Tanpa sepatah kata pun, Ardi hanya menaikkan kedua bahunya, mungkin ini sebuah jawaban untuk pertanyaan Panji kepadanya.

********

"Tuhan tidak pernah menjanjikan langit selalu biru, bunga selalu mekar dan mentari selalu bersinar. Tapi ketahuilah bahwa dia selalu memberi pelangi di setiap badai, tawa di setiap air mata berkah di setiap cobaan dan jawaban di setiap doa." jawab Nadive.

"Selagi masih ada waktu dan selagi kita masih mampu untuk berdoa, aku gak akan pernah berhenti untuk mendoakan kedua orang tuaku."

"Betapa beruntungnya aku bertemu denganmu." ucap Nazwa sambil memandang bahagia Nadive. Nadive pun membalas tatapan Nazwa seolah-olah mereka berbicara melalui tatapan mata.

Entah kapan, dan berapa lama Ardi sudah mematung di lain arah dan melihat sosok Nazwa bersama temannya yang sangat bermesraan menikmati indahnya senja di pinggir danau. Betapa kecewanya ia saat melihat pemandangan yang tak semestinya ia lihat. Tak terasa air matanya jatuh membasahi pipinya, mengepalkan tangan di samping jahitan celana dan mengepal tangan satunya yang memegang sebuah bunga, baru kali ini juga ia sangat merasa kecewa dan mengeluarkan air matanya karena melihat orang yang dicintai selama ini telah bersama yang lain.

Tak lama kemudian teman-temannya datang dan menghampiri Ardi yang mematung dari kejauhan. Ardi pun segera menghapus air matanya dengan cepat.

"Nazwa........" panggil Lifia.

Nazwa pun menoleh ke belakang yang sudah ramai oleh teman-temannya. Dan melihat sosok Ardi dengan ramah, walaupun padangan Ardi tidak lagi ingin menatapnya, mematung tanpa sepatah kata pun.

Melirih kepada Nadive. "Benar apa katamu, Tuhan itu adil, selalu memberikan jawaban di setiap doa, dan ini jawaban dari doa Nazwa." sambil tersenyum bahagia.

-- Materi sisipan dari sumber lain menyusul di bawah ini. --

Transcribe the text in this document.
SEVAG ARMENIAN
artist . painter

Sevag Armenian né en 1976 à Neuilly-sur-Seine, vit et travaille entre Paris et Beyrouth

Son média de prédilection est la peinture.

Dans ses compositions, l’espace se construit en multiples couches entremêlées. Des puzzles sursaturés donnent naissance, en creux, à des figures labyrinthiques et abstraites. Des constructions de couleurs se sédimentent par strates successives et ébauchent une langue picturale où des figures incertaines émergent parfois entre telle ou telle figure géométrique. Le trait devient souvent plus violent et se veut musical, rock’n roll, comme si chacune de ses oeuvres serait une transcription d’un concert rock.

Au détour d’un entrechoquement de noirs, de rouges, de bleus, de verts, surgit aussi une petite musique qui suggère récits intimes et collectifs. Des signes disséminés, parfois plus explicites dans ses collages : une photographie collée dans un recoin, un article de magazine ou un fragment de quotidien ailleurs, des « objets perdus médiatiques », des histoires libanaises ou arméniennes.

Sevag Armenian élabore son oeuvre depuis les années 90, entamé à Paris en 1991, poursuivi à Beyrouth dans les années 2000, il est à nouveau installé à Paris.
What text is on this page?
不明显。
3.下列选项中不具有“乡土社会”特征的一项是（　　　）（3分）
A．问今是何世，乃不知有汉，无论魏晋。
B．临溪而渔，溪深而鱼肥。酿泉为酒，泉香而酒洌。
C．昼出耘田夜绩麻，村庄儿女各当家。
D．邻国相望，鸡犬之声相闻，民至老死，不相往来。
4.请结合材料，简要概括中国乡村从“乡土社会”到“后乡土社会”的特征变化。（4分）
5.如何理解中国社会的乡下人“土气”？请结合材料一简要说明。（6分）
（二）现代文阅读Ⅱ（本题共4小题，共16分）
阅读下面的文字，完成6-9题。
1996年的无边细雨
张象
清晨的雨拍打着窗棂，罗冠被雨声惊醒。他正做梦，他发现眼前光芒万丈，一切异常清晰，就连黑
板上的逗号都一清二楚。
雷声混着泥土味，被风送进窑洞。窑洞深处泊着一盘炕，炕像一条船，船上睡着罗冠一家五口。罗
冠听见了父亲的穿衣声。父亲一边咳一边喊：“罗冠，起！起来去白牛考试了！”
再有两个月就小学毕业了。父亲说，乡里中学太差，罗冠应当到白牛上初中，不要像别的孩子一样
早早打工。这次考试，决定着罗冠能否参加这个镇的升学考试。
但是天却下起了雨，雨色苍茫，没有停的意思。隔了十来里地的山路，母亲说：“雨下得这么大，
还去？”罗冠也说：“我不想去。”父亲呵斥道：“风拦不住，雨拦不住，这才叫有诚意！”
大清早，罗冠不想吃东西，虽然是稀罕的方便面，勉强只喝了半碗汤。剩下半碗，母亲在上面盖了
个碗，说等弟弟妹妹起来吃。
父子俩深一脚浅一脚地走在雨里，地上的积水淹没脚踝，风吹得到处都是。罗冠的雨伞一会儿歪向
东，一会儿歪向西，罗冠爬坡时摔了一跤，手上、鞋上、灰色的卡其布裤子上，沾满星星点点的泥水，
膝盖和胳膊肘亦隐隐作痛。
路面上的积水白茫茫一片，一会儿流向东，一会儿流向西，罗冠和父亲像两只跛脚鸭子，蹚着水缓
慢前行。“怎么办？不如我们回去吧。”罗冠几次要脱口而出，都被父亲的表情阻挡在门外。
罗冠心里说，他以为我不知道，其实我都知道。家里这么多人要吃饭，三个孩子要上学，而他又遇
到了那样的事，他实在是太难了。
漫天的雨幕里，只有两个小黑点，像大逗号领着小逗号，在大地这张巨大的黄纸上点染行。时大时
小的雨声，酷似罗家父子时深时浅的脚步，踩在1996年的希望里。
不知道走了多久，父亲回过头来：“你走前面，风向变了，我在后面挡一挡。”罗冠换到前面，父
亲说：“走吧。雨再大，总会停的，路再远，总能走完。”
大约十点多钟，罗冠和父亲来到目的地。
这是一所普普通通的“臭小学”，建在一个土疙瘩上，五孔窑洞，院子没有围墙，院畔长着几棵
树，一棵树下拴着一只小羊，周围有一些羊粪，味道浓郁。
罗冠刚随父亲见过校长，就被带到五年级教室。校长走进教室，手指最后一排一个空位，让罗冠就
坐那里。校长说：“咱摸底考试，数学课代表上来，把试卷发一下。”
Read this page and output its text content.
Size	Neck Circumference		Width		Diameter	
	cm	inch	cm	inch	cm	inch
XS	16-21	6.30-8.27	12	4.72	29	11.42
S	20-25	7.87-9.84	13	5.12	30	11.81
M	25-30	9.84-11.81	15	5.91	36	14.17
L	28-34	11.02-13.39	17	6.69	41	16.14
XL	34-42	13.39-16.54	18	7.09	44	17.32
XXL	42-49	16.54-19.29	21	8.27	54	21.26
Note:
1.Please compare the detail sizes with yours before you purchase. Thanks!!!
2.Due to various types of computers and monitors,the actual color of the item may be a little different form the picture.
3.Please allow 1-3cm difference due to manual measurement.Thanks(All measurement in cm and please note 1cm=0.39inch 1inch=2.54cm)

Nazwa berjalan menghampiri teman-temannya.

"Akhirnya kalian kesini juga? Sejak kapan? Sudah lama disini?" tanya Nazwa sambil berjalan mendekati teman-temannya. Dan diikuti Nadive yang berjalan di belakang Nazwa.

"Naz, dia siapa?" tanya Lifia sambil menunjukkan arahnya kepada Nadive.

"Oh iya, kenalin dia Nadive teman laki-laki Nazwa selama ini." jawab Nazwa dengan keceriaannya.

Nadive pun menyapa mereka dengan sedikit menundukkan kepalanya dan memperlihatkan wajah ramahnya kepada mereka. Ardi melangkahkan kaki beberapa kali kedepan.

"Lo itu kaya angin ya, berhembus pelan membuatku nyaman. Dan berhembus kencang membuatku sakit." ucap Ardi sambil menghelai nafas dalam-dalam dan menjatuhkan bunga yang ia kepal, di simpan tepat belakang punggunya. Ia lakukan agar Nazwa tidak mengetahui bahwa ia membawa bunga cantik untuknya.

"Apa maksud Ardi?" menoleh ke arah Ardi dan melirih bunga yang sengaja dijatuhkan Ardi.

Tanpa memberikan penjelasan apapun Ardi pergi meninggalkan Nazwa yang masih memandangnya.

"Kok Ardi pergi?" memandang kepergian Ardi tanpa sepatah kata pun.

"Si Ardi rindu sama lo. Jauh- jauh kita kesini ternyata lo sama cowo baru!" ketus Rio

Senyum di wajahnya pun menghilang saat mendengar semua perkataan yang di keluarkan Ardi dan Rio kepadanya.

"Maksud kalian cowo baru itu Nadive? Nadive ini teman sekolah Nazwa, bukan cowo Nazwa." jelas Nazwa

"Lo gak pernah peka sama perasaan Ardi selama ini buat lo, yang lo tau Ardi cuma dekat sama lo doang. Beda sama Ardi, Ardi menyimpan perasaan buat lo Naz."

"Liatlah tubuhnya mengecil. Dia sakit sampe di rawat Naz, itu semua gara-gara lo, dia rindu setengah mati sama lo." jelas lifia sambil menunjukkan arah dimana Ardi pergi.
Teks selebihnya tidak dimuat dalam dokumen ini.